By Azita Carlson
Iran’s cover-up of 1988 – Missing bodies
Amnesty international published a report on Wednesday, August 29, 2019, about thousands of unregistered deaths of political prisoners across Iran during the horrible massacre in summer of 1988.
28 August 2019, 00:01 UTC
Iranian authorities’ continued failure to disclose the fate and whereabouts of thousands of political dissidents who were forcibly disappeared and extrajudicially executed in secret during Iran’s 1988 prison massacres has sparked a crisis that for decades has been largely overlooked by the international community, said Amnesty International in the lead-up to the International Day of the Victims of Enforced Disappearances on August 30.
According to Amnesty, for more than 30 years, Iranian authorities have failed to officially acknowledge the existence of mass graves where the prisoners were buried, and concealed their locations, causing immeasurable suffering to families who are still seeking answers about their missing loved ones.
Philip Luther, Middle East and North Africa Research and Advocacy Director at Amnesty International said “The families of those secretly killed in the 1988 prison massacres are still living through a nightmare.
They and many others in Iran are haunted by the thousands of missing bodies, which have cast a spectre over the country’s justice system to this day. It is misguided to view the 1988 mass killings as historical events. The enforced disappearances are ongoing and, 30 years later, victims’ families continue to be tormented by anguish and uncertainty over the fate of their loved ones.”
Amnesty also mentioned that the families of those secretly executed in the 1988 massacre are still living through a nightmare. In a video published on the website of the organization, family members of several victims describe “the ongoing pain and trauma they endure.”
“The Iranian authorities did not return the bodies of any of the victims of the extrajudicial killings of 1988 to families. They also refused to tell most families where the bodies were buried, in an apparent effort to eliminate all trace of the victims," the report reads.
The report continues, “There are reports that many of these individual gravestones were erected suddenly in late 1988 and early 1989 without any sign of prior digging or burial in the area. Some families and survivors suspect that the authorities identified these graves in an attempt to trivialize the number of those killed and show that the location of their remains was known. They fear that in fact these victims may have been buried in unmarked mass graves along with several thousand other victims.”
Amnesty International considers that the suffering inflicted on victims’ families violates the absolute prohibition on torture and other cruel and inhuman treatment under international law.
In the summer of 1988, the Iranian regime summarily and extra-judicially executed tens of thousands of political prisoners held in jails across Iran. The massacre was carried out on the basis of a fatwa by the regime’s then-Supreme Leader Ruhollah Khomeini.
There are strong indications that Khomeini’s fatwa, which led to the massacre of some 30,000 political prisoners in Iran, was issued on July 26, 1988.
A Death Committee approved all the death sentences and the vast majority of the victims were activists of the opposition PMOI (MEK).
On August 9, 2016, an audio tape was published for the first time of Khomeini’s former heir acknowledging that that massacre took place and had been ordered at the highest levels.
Mrs.
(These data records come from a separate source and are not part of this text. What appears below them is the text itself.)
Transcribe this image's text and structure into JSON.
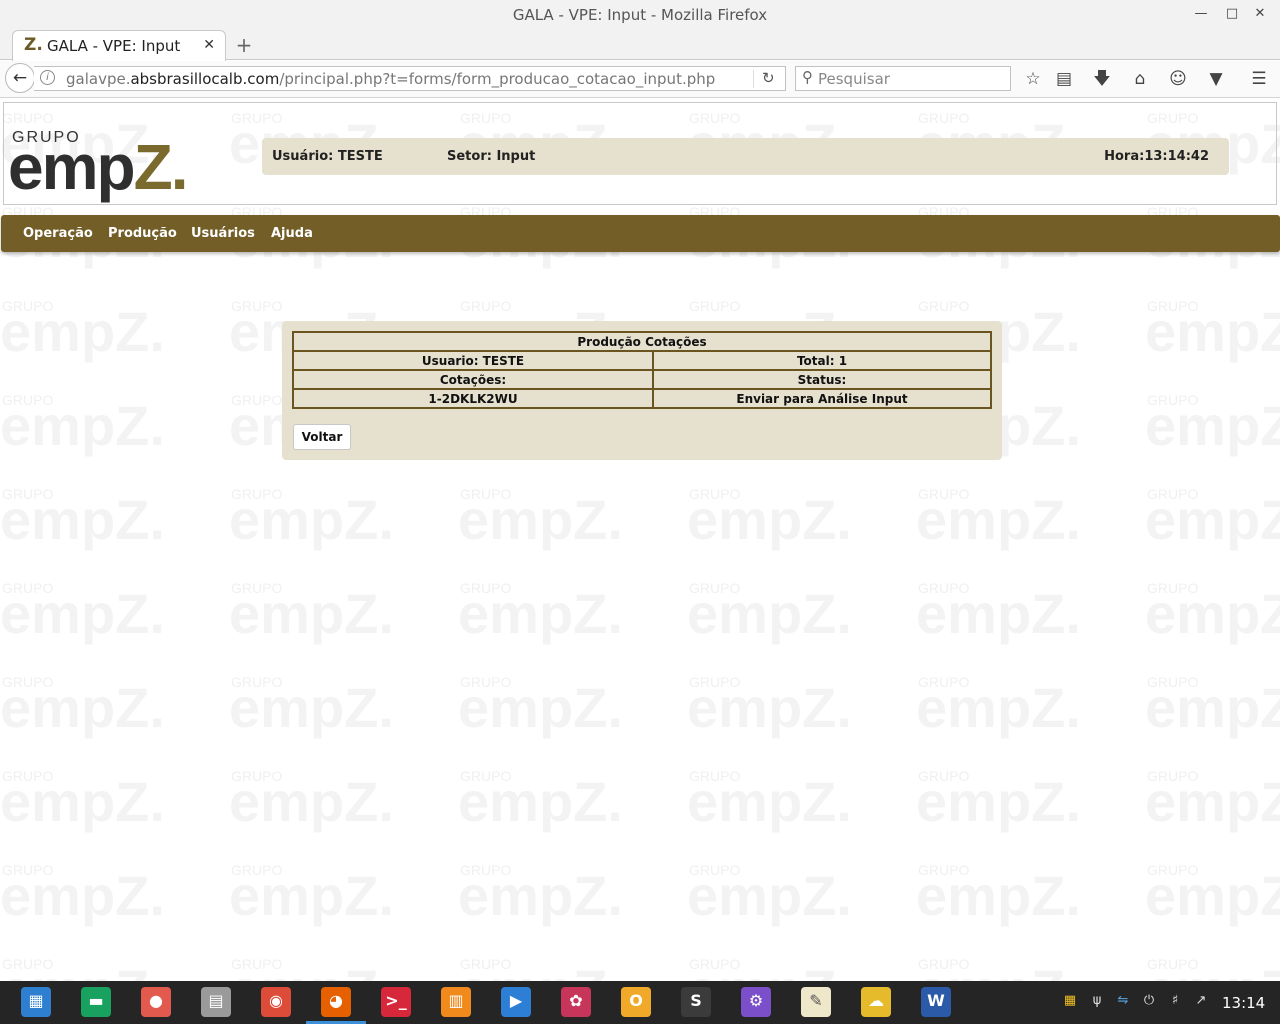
{
  "window": {
    "title": "GALA - VPE: Input - Mozilla Firefox",
    "controls": {
      "minimize": "—",
      "maximize": "□",
      "close": "✕"
    }
  },
  "tab": {
    "favicon": "Z.",
    "label": "GALA - VPE: Input",
    "close": "✕",
    "new_tab": "+"
  },
  "nav": {
    "url_prefix": "galavpe.",
    "url_domain": "absbrasillocalb.com",
    "url_path": "/principal.php?t=forms/form_producao_cotacao_input.php",
    "search_placeholder": "Pesquisar"
  },
  "toolbar_icons": [
    "bookmark-star-icon",
    "reading-list-icon",
    "download-icon",
    "home-icon",
    "chat-icon",
    "pocket-icon",
    "hamburger-menu-icon"
  ],
  "header": {
    "logo_small": "GRUPO",
    "logo_main": "emp",
    "logo_z": "Z.",
    "usuario": "Usuário: TESTE",
    "setor": "Setor: Input",
    "hora": "Hora:13:14:42"
  },
  "menu": {
    "items": [
      "Operação",
      "Produção",
      "Usuários",
      "Ajuda"
    ]
  },
  "panel": {
    "title": "Produção Cotações",
    "rows": [
      [
        "Usuario: TESTE",
        "Total: 1"
      ],
      [
        "Cotações:",
        "Status:"
      ],
      [
        "1-2DKLK2WU",
        "Enviar para Análise Input"
      ]
    ],
    "button": "Voltar"
  },
  "taskbar": {
    "apps": [
      {
        "name": "launcher-icon",
        "glyph": "▦",
        "color": "#2f7fd1"
      },
      {
        "name": "file-manager-icon",
        "glyph": "▬",
        "color": "#19a15f"
      },
      {
        "name": "screen-recorder-icon",
        "glyph": "●",
        "color": "#e25a4e"
      },
      {
        "name": "archive-icon",
        "glyph": "▤",
        "color": "#9a9a9a"
      },
      {
        "name": "chrome-icon",
        "glyph": "◉",
        "color": "#dd4b39"
      },
      {
        "name": "firefox-icon",
        "glyph": "◕",
        "color": "#e66000"
      },
      {
        "name": "terminal-icon",
        "glyph": ">_",
        "color": "#d6283a"
      },
      {
        "name": "app-store-icon",
        "glyph": "▥",
        "color": "#f08a1c"
      },
      {
        "name": "video-player-icon",
        "glyph": "▶",
        "color": "#2d7fd6"
      },
      {
        "name": "settings-icon",
        "glyph": "✿",
        "color": "#c7365a"
      },
      {
        "name": "outlook-icon",
        "glyph": "O",
        "color": "#f0a928"
      },
      {
        "name": "sublime-text-icon",
        "glyph": "S",
        "color": "#3b3b3b"
      },
      {
        "name": "dev-tools-icon",
        "glyph": "⚙",
        "color": "#7b4fc9"
      },
      {
        "name": "text-editor-icon",
        "glyph": "✎",
        "color": "#efe7c9"
      },
      {
        "name": "cloud-drive-icon",
        "glyph": "☁",
        "color": "#e5bb2b"
      },
      {
        "name": "word-icon",
        "glyph": "W",
        "color": "#2b5aa8"
      }
    ],
    "tray": [
      "stack-icon",
      "usb-icon",
      "teamviewer-icon",
      "power-icon",
      "volume-icon",
      "network-icon"
    ],
    "clock": "13:14"
  },
  "colors": {
    "menu_bg": "#735e27",
    "panel_bg": "#e6e1cf",
    "table_border": "#6a5520"
  }
}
Maryam Rajavi, the President-elect of the Iranian Resistance, described the audio recording as a historical document. She said the recording attested in the strongest possible manner both to the Mojahedin (PMOI/MEK) political prisoners’ rejection of surrender and to their admirable allegiance to, and perseverance in, their commitment to the Iranian people. The recording is also irrefutable evidence that leaders of the mullahs’ regime are responsible for crimes against humanity and the unprecedented genocide, Mrs. Rajavi said.
The silence of the past 30 years should be shattered and the UN should launch an independent investigation into one of the most hideous crimes against humanity after the World War II.